Birleşmiş Milletler Kalkınma Programı’nın desteğiyle Ayvalık’ta, biyoçeşitliliğin korunması amacıyla yeni bir proje başlatıldı. Doğa Koruma ve Milli Parklar Genel Müdürü Kadir Çokçetin, “Ülkemizin zengin biyoçeşitliliğinin korunması, sürdürülebilir yönetim ile mümkündür” dedi.
Yeni şamandıra sistemi kuruldu
Bu kapsamda, Ayvalık’ta elli adet tekne bağlama şamandırası yerleştirildi. Bu şamandıralar, yerel deniz çayırlarını korumak ve istilacı denizüzümünün yayılmasını engellemek amacıyla “Denizel İstilacı Yabancı Türler Projesi” (MarIAS) çerçevesinde kuruldu.
Projenin amaçları
16 Eylül’de tamamlanan “Tekne Bağlama Sistemi” ile deniz tabanında oluşan tahribatın azaltılması hedefleniyor. Çokçetin, “Bağlama sistemi sayesinde deniz çayırları tahribatının yüzde 50 azaltılması, fiziksel hasarın engellenmesi ve deniz turizminin çevresel sürdürülebilirliği sağlanacaktır” ifadelerini kullandı.
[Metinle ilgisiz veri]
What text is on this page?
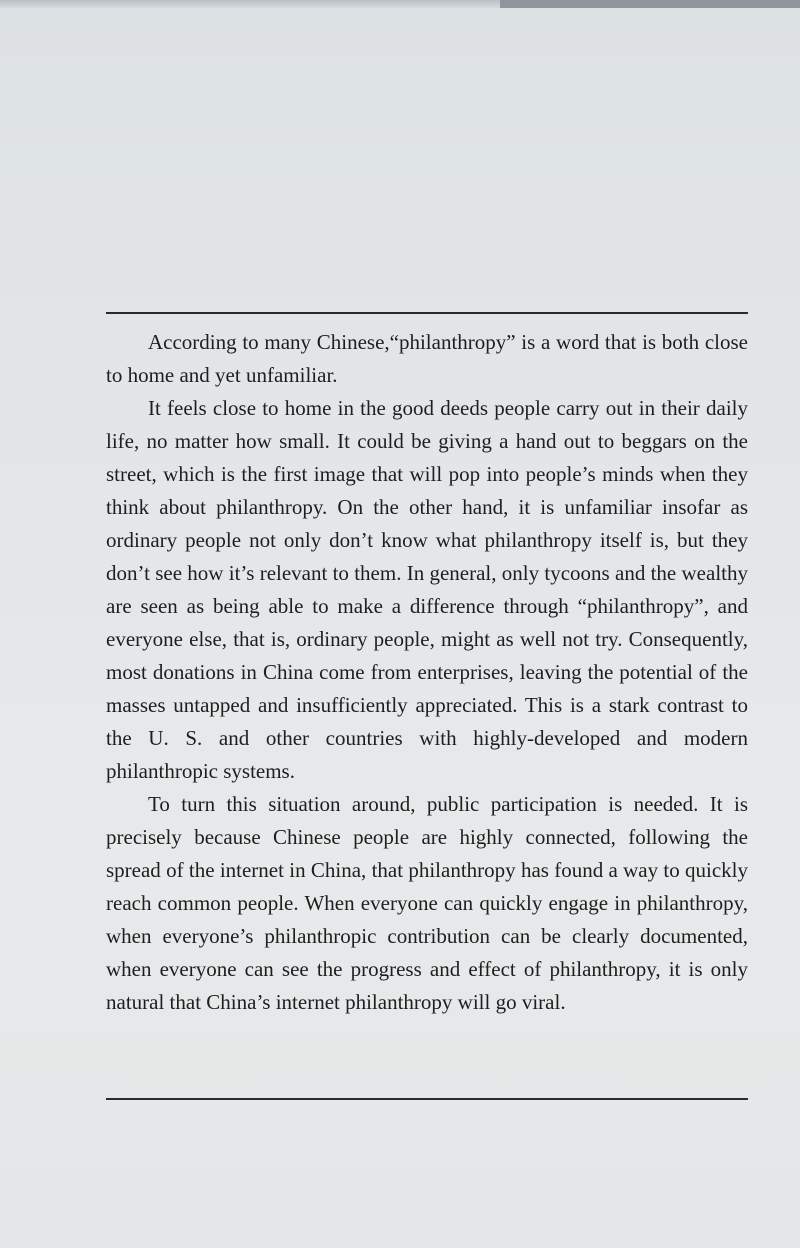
According to many Chinese,“philanthropy” is a word that is both close to home and yet unfamiliar.

It feels close to home in the good deeds people carry out in their daily life, no matter how small. It could be giving a hand out to beggars on the street, which is the first image that will pop into people’s minds when they think about philanthropy. On the other hand, it is unfamiliar insofar as ordinary people not only don’t know what philanthropy itself is, but they don’t see how it’s relevant to them. In general, only tycoons and the wealthy are seen as being able to make a difference through “philanthropy”, and everyone else, that is, ordinary people, might as well not try. Consequently, most donations in China come from enterprises, leaving the potential of the masses untapped and insufficiently appreciated. This is a stark contrast to the U. S. and other countries with highly-developed and modern philanthropic systems.

To turn this situation around, public participation is needed. It is precisely because Chinese people are highly connected, following the spread of the internet in China, that philanthropy has found a way to quickly reach common people. When everyone can quickly engage in philanthropy, when everyone’s philanthropic contribution can be clearly documented, when everyone can see the progress and effect of philanthropy, it is only natural that China’s internet philanthropy will go viral.
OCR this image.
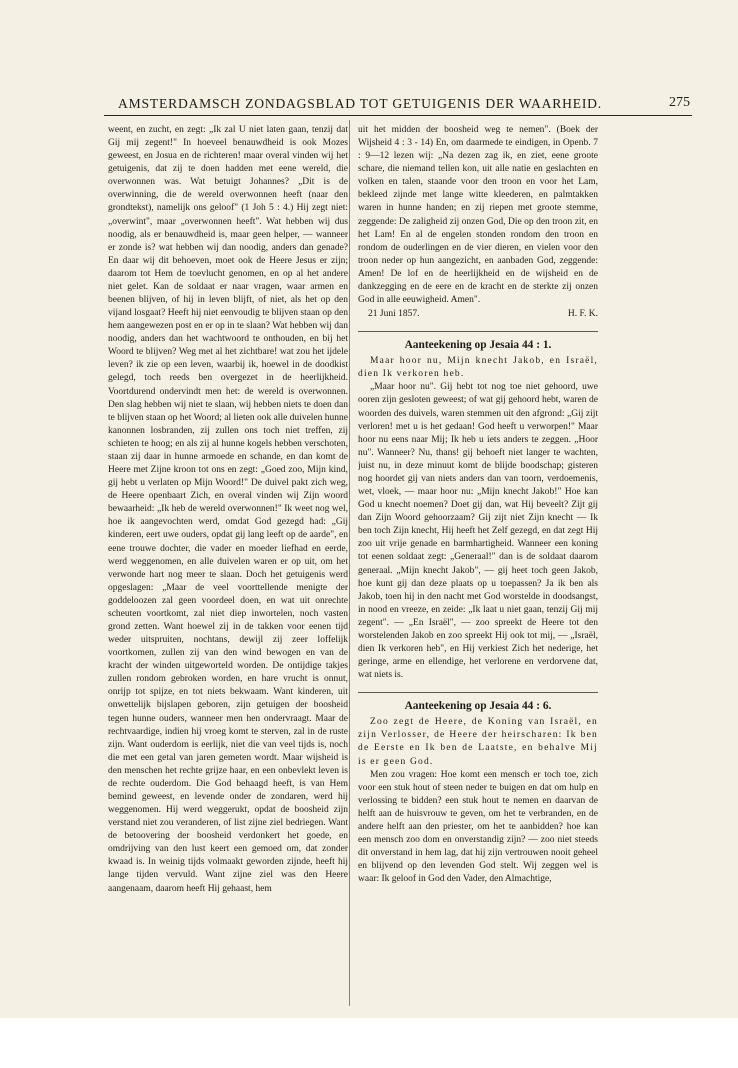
AMSTERDAMSCH ZONDAGSBLAD TOT GETUIGENIS DER WAARHEID.	275

weent, en zucht, en zegt: „Ik zal U niet laten gaan, tenzij dat Gij mij zegent!" In hoeveel benauwdheid is ook Mozes geweest, en Josua en de richteren! maar overal vinden wij het getuigenis, dat zij te doen hadden met eene wereld, die overwonnen was. Wat betuigt Johannes? „Dit is de overwinning, die de wereld overwonnen heeft (naar den grondtekst), namelijk ons geloof" (1 Joh 5 : 4.) Hij zegt niet: „overwint", maar „overwonnen heeft". Wat hebben wij dus noodig, als er benauwdheid is, maar geen helper, — wanneer er zonde is? wat hebben wij dan noodig, anders dan genade? En daar wij dit behoeven, moet ook de Heere Jesus er zijn; daarom tot Hem de toevlucht genomen, en op al het andere niet gelet. Kan de soldaat er naar vragen, waar armen en beenen blijven, of hij in leven blijft, of niet, als het op den vijand losgaat? Heeft hij niet eenvoudig te blijven staan op den hem aangewezen post en er op in te slaan? Wat hebben wij dan noodig, anders dan het wachtwoord te onthouden, en bij het Woord te blijven? Weg met al het zichtbare! wat zou het ijdele leven? ik zie op een leven, waarbij ik, hoewel in de doodkist gelegd, toch reeds ben overgezet in de heerlijkheid. Voortdurend ondervindt men het: de wereld is overwonnen. Den slag hebben wij niet te slaan, wij hebben niets te doen dan te blijven staan op het Woord; al lieten ook alle duivelen hunne kanonnen losbranden, zij zullen ons toch niet treffen, zij schieten te hoog; en als zij al hunne kogels hebben verschoten, staan zij daar in hunne armoede en schande, en dan komt de Heere met Zijne kroon tot ons en zegt: „Goed zoo, Mijn kind, gij hebt u verlaten op Mijn Woord!" De duivel pakt zich weg, de Heere openbaart Zich, en overal vinden wij Zijn woord bewaarheid: „Ik heb de wereld overwonnen!" Ik weet nog wel, hoe ik aangevochten werd, omdat God gezegd had: „Gij kinderen, eert uwe ouders, opdat gij lang leeft op de aarde", en eene trouwe dochter, die vader en moeder liefhad en eerde, werd weggenomen, en alle duivelen waren er op uit, om het verwonde hart nog meer te slaan. Doch het getuigenis werd opgeslagen: „Maar de veel voorttellende menigte der goddeloozen zal geen voordeel doen, en wat uit onrechte scheuten voortkomt, zal niet diep inwortelen, noch vasten grond zetten. Want hoewel zij in de takken voor eenen tijd weder uitspruiten, nochtans, dewijl zij zeer loffelijk voortkomen, zullen zij van den wind bewogen en van de kracht der winden uitgeworteld worden. De ontijdige takjes zullen rondom gebroken worden, en hare vrucht is onnut, onrijp tot spijze, en tot niets bekwaam. Want kinderen, uit onwettelijk bijslapen geboren, zijn getuigen der boosheid tegen hunne ouders, wanneer men hen ondervraagt. Maar de rechtvaardige, indien hij vroeg komt te sterven, zal in de ruste zijn. Want ouderdom is eerlijk, niet die van veel tijds is, noch die met een getal van jaren gemeten wordt. Maar wijsheid is den menschen het rechte grijze haar, en een onbevlekt leven is de rechte ouderdom. Die God behaagd heeft, is van Hem bemind geweest, en levende onder de zondaren, werd hij weggenomen. Hij werd weggerukt, opdat de boosheid zijn verstand niet zou veranderen, of list zijne ziel bedriegen. Want de betoovering der boosheid verdonkert het goede, en omdrijving van den lust keert een gemoed om, dat zonder kwaad is. In weinig tijds volmaakt geworden zijnde, heeft hij lange tijden vervuld. Want zijne ziel was den Heere aangenaam, daarom heeft Hij gehaast, hem

uit het midden der boosheid weg te nemen". (Boek der Wijsheid 4 : 3 - 14) En, om daarmede te eindigen, in Openb. 7 : 9—12 lezen wij: „Na dezen zag ik, en ziet, eene groote schare, die niemand tellen kon, uit alle natie en geslachten en volken en talen, staande voor den troon en voor het Lam, bekleed zijnde met lange witte kleederen, en palmtakken waren in hunne handen; en zij riepen met groote stemme, zeggende: De zaligheid zij onzen God, Die op den troon zit, en het Lam! En al de engelen stonden rondom den troon en rondom de ouderlingen en de vier dieren, en vielen voor den troon neder op hun aangezicht, en aanbaden God, zeggende: Amen! De lof en de heerlijkheid en de wijsheid en de dankzegging en de eere en de kracht en de sterkte zij onzen God in alle eeuwigheid. Amen".

21 Juni 1857.	H. F. K.

Aanteekening op Jesaia 44 : 1.

Maar hoor nu, Mijn knecht Jakob, en Israël, dien Ik verkoren heb.

„Maar hoor nu". Gij hebt tot nog toe niet gehoord, uwe ooren zijn gesloten geweest; of wat gij gehoord hebt, waren de woorden des duivels, waren stemmen uit den afgrond: „Gij zijt verloren! met u is het gedaan! God heeft u verworpen!" Maar hoor nu eens naar Mij; Ik heb u iets anders te zeggen. „Hoor nu". Wanneer? Nu, thans! gij behoeft niet langer te wachten, juist nu, in deze minuut komt de blijde boodschap; gisteren nog hoordet gij van niets anders dan van toorn, verdoemenis, wet, vloek, — maar hoor nu: „Mijn knecht Jakob!" Hoe kan God u knecht noemen? Doet gij dan, wat Hij beveelt? Zijt gij dan Zijn Woord gehoorzaam? Gij zijt niet Zijn knecht — Ik ben toch Zijn knecht, Hij heeft het Zelf gezegd, en dat zegt Hij zoo uit vrije genade en barmhartigheid. Wanneer een koning tot eenen soldaat zegt: „Generaal!" dan is de soldaat daarom generaal. „Mijn knecht Jakob", — gij heet toch geen Jakob, hoe kunt gij dan deze plaats op u toepassen? Ja ik ben als Jakob, toen hij in den nacht met God worstelde in doodsangst, in nood en vreeze, en zeide: „Ik laat u niet gaan, tenzij Gij mij zegent". — „En Israël", — zoo spreekt de Heere tot den worstelenden Jakob en zoo spreekt Hij ook tot mij, — „Israël, dien Ik verkoren heb", en Hij verkiest Zich het nederige, het geringe, arme en ellendige, het verlorene en verdorvene dat, wat niets is.

Aanteekening op Jesaia 44 : 6.

Zoo zegt de Heere, de Koning van Israël, en zijn Verlosser, de Heere der heirscharen: Ik ben de Eerste en Ik ben de Laatste, en behalve Mij is er geen God.

Men zou vragen: Hoe komt een mensch er toch toe, zich voor een stuk hout of steen neder te buigen en dat om hulp en verlossing te bidden? een stuk hout te nemen en daarvan de helft aan de huisvrouw te geven, om het te verbranden, en de andere helft aan den priester, om het te aanbidden? hoe kan een mensch zoo dom en onverstandig zijn? — zoo niet steeds dit onverstand in hem lag, dat hij zijn vertrouwen nooit geheel en blijvend op den levenden God stelt. Wij zeggen wel is waar: Ik geloof in God den Vader, den Almachtige,
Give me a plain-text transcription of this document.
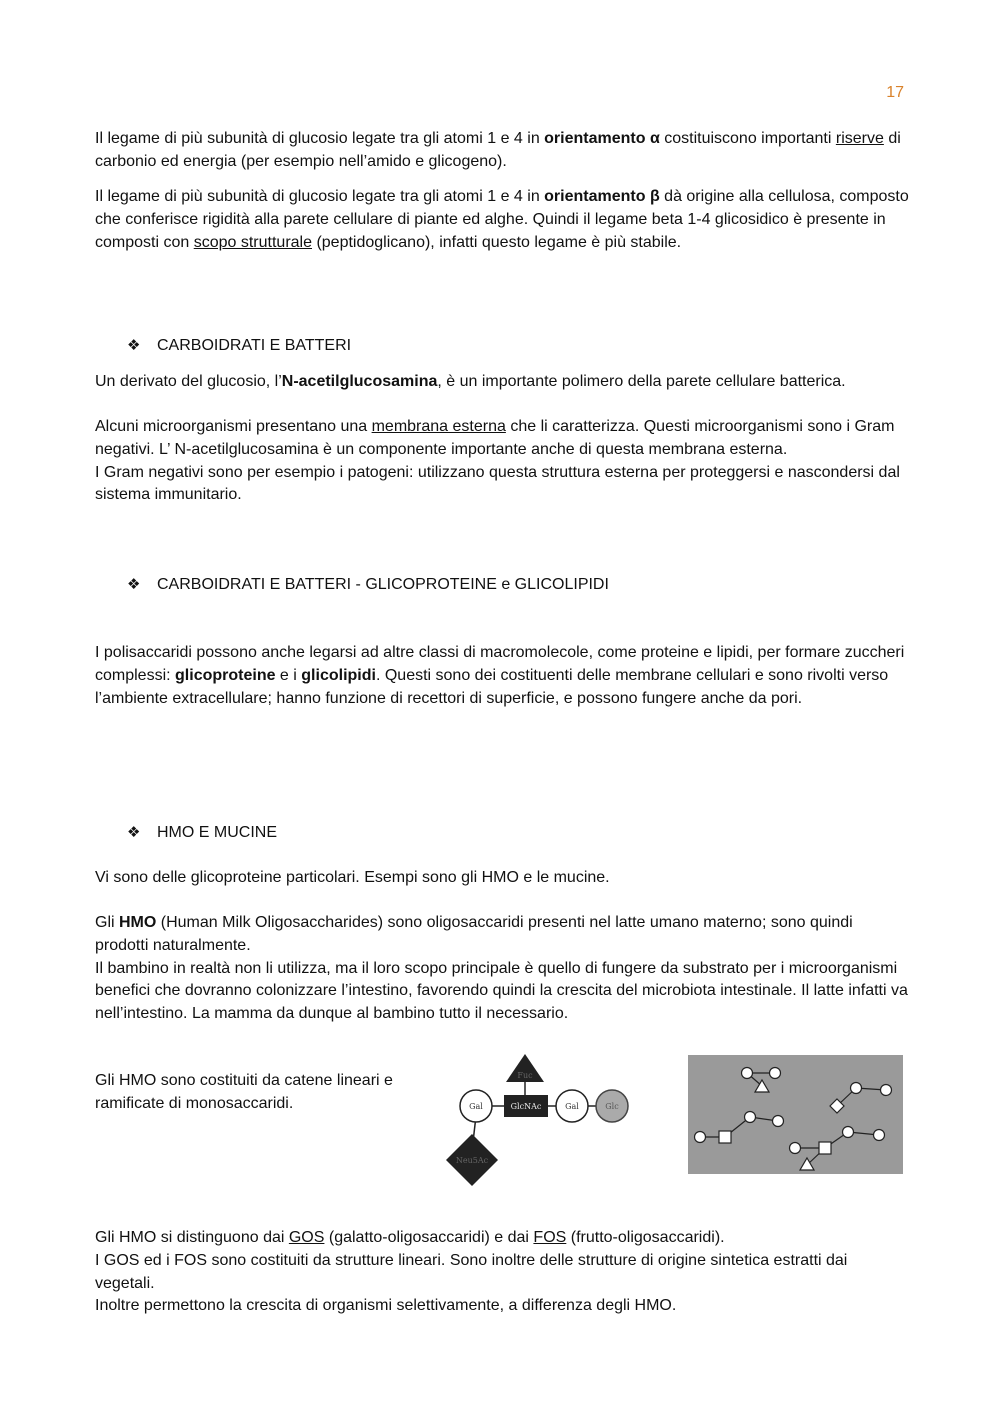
17

Il legame di più subunità di glucosio legate tra gli atomi 1 e 4 in orientamento α costituiscono importanti riserve di carbonio ed energia (per esempio nell’amido e glicogeno).

Il legame di più subunità di glucosio legate tra gli atomi 1 e 4 in orientamento β dà origine alla cellulosa, composto che conferisce rigidità alla parete cellulare di piante ed alghe. Quindi il legame beta 1-4 glicosidico è presente in composti con scopo strutturale (peptidoglicano), infatti questo legame è più stabile.

❖	CARBOIDRATI E BATTERI

Un derivato del glucosio, l’N-acetilglucosamina, è un importante polimero della parete cellulare batterica.

Alcuni microorganismi presentano una membrana esterna che li caratterizza. Questi microorganismi sono i Gram negativi. L’ N-acetilglucosamina è un componente importante anche di questa membrana esterna.

I Gram negativi sono per esempio i patogeni: utilizzano questa struttura esterna per proteggersi e nascondersi dal sistema immunitario.

❖	CARBOIDRATI E BATTERI - GLICOPROTEINE e GLICOLIPIDI

I polisaccaridi possono anche legarsi ad altre classi di macromolecole, come proteine e lipidi, per formare zuccheri complessi: glicoproteine e i glicolipidi. Questi sono dei costituenti delle membrane cellulari e sono rivolti verso l’ambiente extracellulare; hanno funzione di recettori di superficie, e possono fungere anche da pori.

❖	HMO E MUCINE

Vi sono delle glicoproteine particolari. Esempi sono gli HMO e le mucine.

Gli HMO (Human Milk Oligosaccharides) sono oligosaccaridi presenti nel latte umano materno; sono quindi prodotti naturalmente.

Il bambino in realtà non li utilizza, ma il loro scopo principale è quello di fungere da substrato per i microorganismi benefici che dovranno colonizzare l’intestino, favorendo quindi la crescita del microbiota intestinale. Il latte infatti va nell’intestino. La mamma da dunque al bambino tutto il necessario.

Gli HMO sono costituiti da catene lineari e ramificate di monosaccaridi.

Fuc
Gal	GlcNAc	Gal	Glc
Neu5Ac

Gli HMO si distinguono dai GOS (galatto-oligosaccaridi) e dai FOS (frutto-oligosaccaridi).

I GOS ed i FOS sono costituiti da strutture lineari. Sono inoltre delle strutture di origine sintetica estratti dai vegetali.

Inoltre permettono la crescita di organismi selettivamente, a differenza degli HMO.
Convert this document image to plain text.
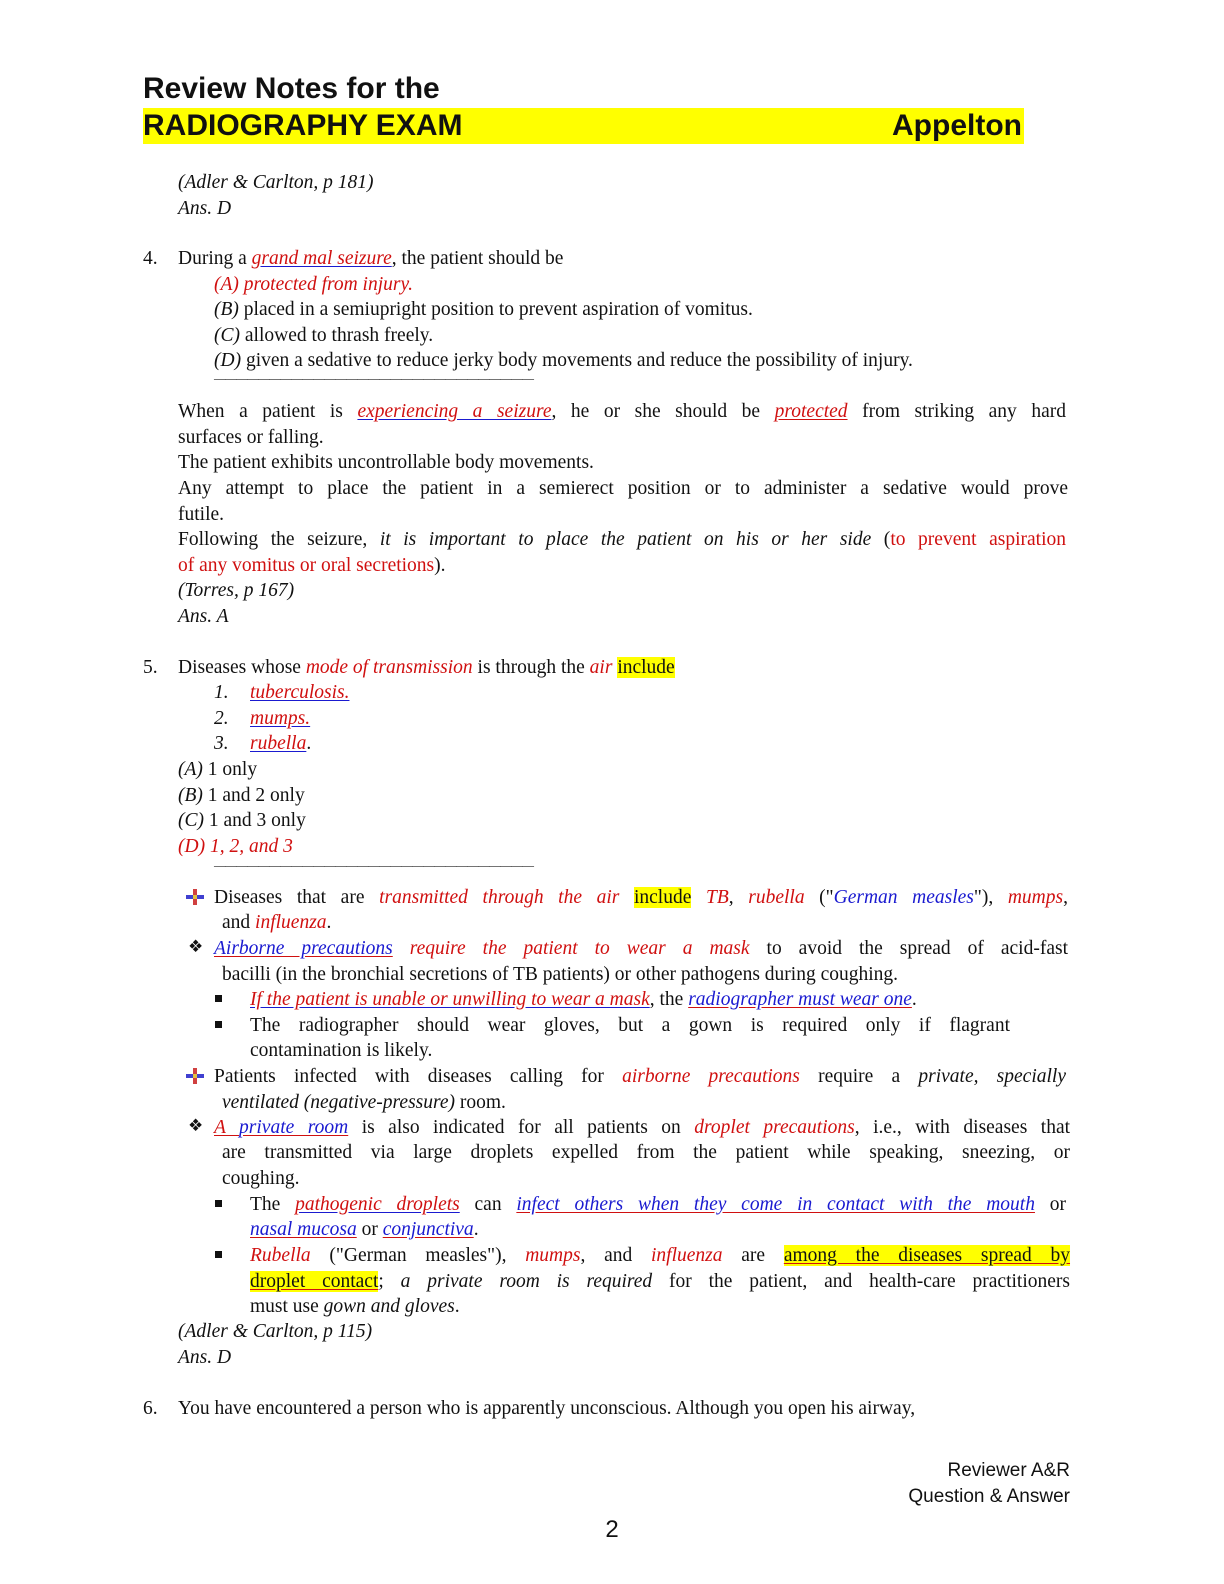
Review Notes for the
RADIOGRAPHY EXAM	Appelton
(Adler & Carlton, p 181)
Ans. D
4. During a grand mal seizure, the patient should be
(A) protected from injury.
(B) placed in a semiupright position to prevent aspiration of vomitus.
(C) allowed to thrash freely.
(D) given a sedative to reduce jerky body movements and reduce the possibility of injury.
—————————————————————————————
When a patient is experiencing a seizure, he or she should be protected from striking any hard
surfaces or falling.
The patient exhibits uncontrollable body movements.
Any attempt to place the patient in a semierect position or to administer a sedative would prove
futile.
Following the seizure, it is important to place the patient on his or her side (to prevent aspiration
of any vomitus or oral secretions).
(Torres, p 167)
Ans. A
5. Diseases whose mode of transmission is through the air include
1. tuberculosis.
2. mumps.
3. rubella.
(A) 1 only
(B) 1 and 2 only
(C) 1 and 3 only
(D) 1, 2, and 3
—————————————————————————————
Diseases that are transmitted through the air include TB, rubella ("German measles"), mumps,
and influenza.
❖ Airborne precautions require the patient to wear a mask to avoid the spread of acid-fast
bacilli (in the bronchial secretions of TB patients) or other pathogens during coughing.
If the patient is unable or unwilling to wear a mask, the radiographer must wear one.
The radiographer should wear gloves, but a gown is required only if flagrant
contamination is likely.
Patients infected with diseases calling for airborne precautions require a private, specially
ventilated (negative-pressure) room.
❖ A private room is also indicated for all patients on droplet precautions, i.e., with diseases that
are transmitted via large droplets expelled from the patient while speaking, sneezing, or
coughing.
The pathogenic droplets can infect others when they come in contact with the mouth or
nasal mucosa or conjunctiva.
Rubella ("German measles"), mumps, and influenza are among the diseases spread by
droplet contact; a private room is required for the patient, and health-care practitioners
must use gown and gloves.
(Adler & Carlton, p 115)
Ans. D
6. You have encountered a person who is apparently unconscious. Although you open his airway,
Reviewer A&R
Question & Answer
2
UNDP Türkiye Mukim Temsilcisi Louisa Vinton, “Sağlıklı ekosistemler, deniz üzümü gibi istilacı türler tarafından bozulabilen ve bozulması halinde feci sonuçlara yol açabilen hassas bir dengeye sahip. Ayvalık’taki ve diğer denizel alanlardaki çabalarımızın amacı, doğal dengeyi sürdürülebilir bir şekilde yeniden sağlamak” dedi.
Ayvalık Kaymakamı Hasan Yaman da denizlerin korunmasının önemine vurgu yaptı.
Yaman, projenin ilçeye hayırlı olması temennisinde bulunarak, “Ayvalık ilçemiz dünyanın en güzel ilçelerinden biridir. Su altı zenginliği olarak da dünyada görülen türleri bünyemizde barındırıyoruz.
Bu proje bu anlamda çok önemli. Kırmızı mercanları ve diğer su altı bitkileriyle bilinen ilçemizde riskle karşı karşıyaydık. Bu projeyle belli bir ölçüde bu tehlike bertaraf edilmiş olacak. İlçemize, ülkemize hayırlı olmasını diliyorum” diye konuştu.
Doğa Araştırmaları Derneği Yönetim Kurulu Başkanı Figen Ant, istilacı yabancı türlerin önlenmesi için ve deniz çayırlarının gelişimi için yerel halk ve sivil toplum kuruluşlarının bilgilendirilmesinin önemine vurgu yaptı.
Ayvalık Adaları Tabiat Parkı, 19 adayı kapsıyor ve toplam 17.950 hektarlık alana sahip. Parkın zengin biyolojik çeşitliliğine yönelik en büyük tehdit, Neptün deniz çayırının (Posidonia oceanica) tahrip edildiği alanlarda kolonileşen deniz üzümü (Caulerpa cylindracea).
Neptün deniz çayırının 1 metrekaresi, fotosentez yoluyla günde 10 litre oksijen üretebilir ve bu özelliği sayesinde balık rezervleri ve deniz yaşamının geri kalanı için son derece faydalı. Deniz üzümünün yayılımıyla mücadele etmek de bu yüzden çok önemli.
Girişimin amacı, istilacı yabancı türlerin önlenmesi, tespiti, kontrolü ve yönetimine yönelik kapasiteyi güçlendirmek ve yatırımlar yapmak yoluyla deniz ve kıyı ekosistemlerinin direncini artırmak. Tarım ve Orman Bakanlığı, istilacı yabancı türleri Türkiye’nin deniz biyoçeşitliliğine yönelik başlıca tehditlerden biri olarak görüyor. Türkiye kıyılarında bulunan 539 denizel yabancı türden 105’i istilacı olarak kabul ediliyor.
Proje kapsamında, Türkiye’deki her bir deniz için bir pilot bölge üzerinde çalışılıyor; Ayvalık Adaları Tabiat Parkı haricindeki pilot bölgeler, Kırklareli’ndeki İğneada Longoz Ormanları Milli Parkı, Balıkesir’deki Güney Marmara Adaları ve Hatay’daki Samandağ. UNDP, bu dört pilot bölgede istilacı yabancı türlere yönelik yönetim planları hazırlamak ve uygulamak amacıyla Doğa Araştırmaları Derneği ile birlikte çalışıyor.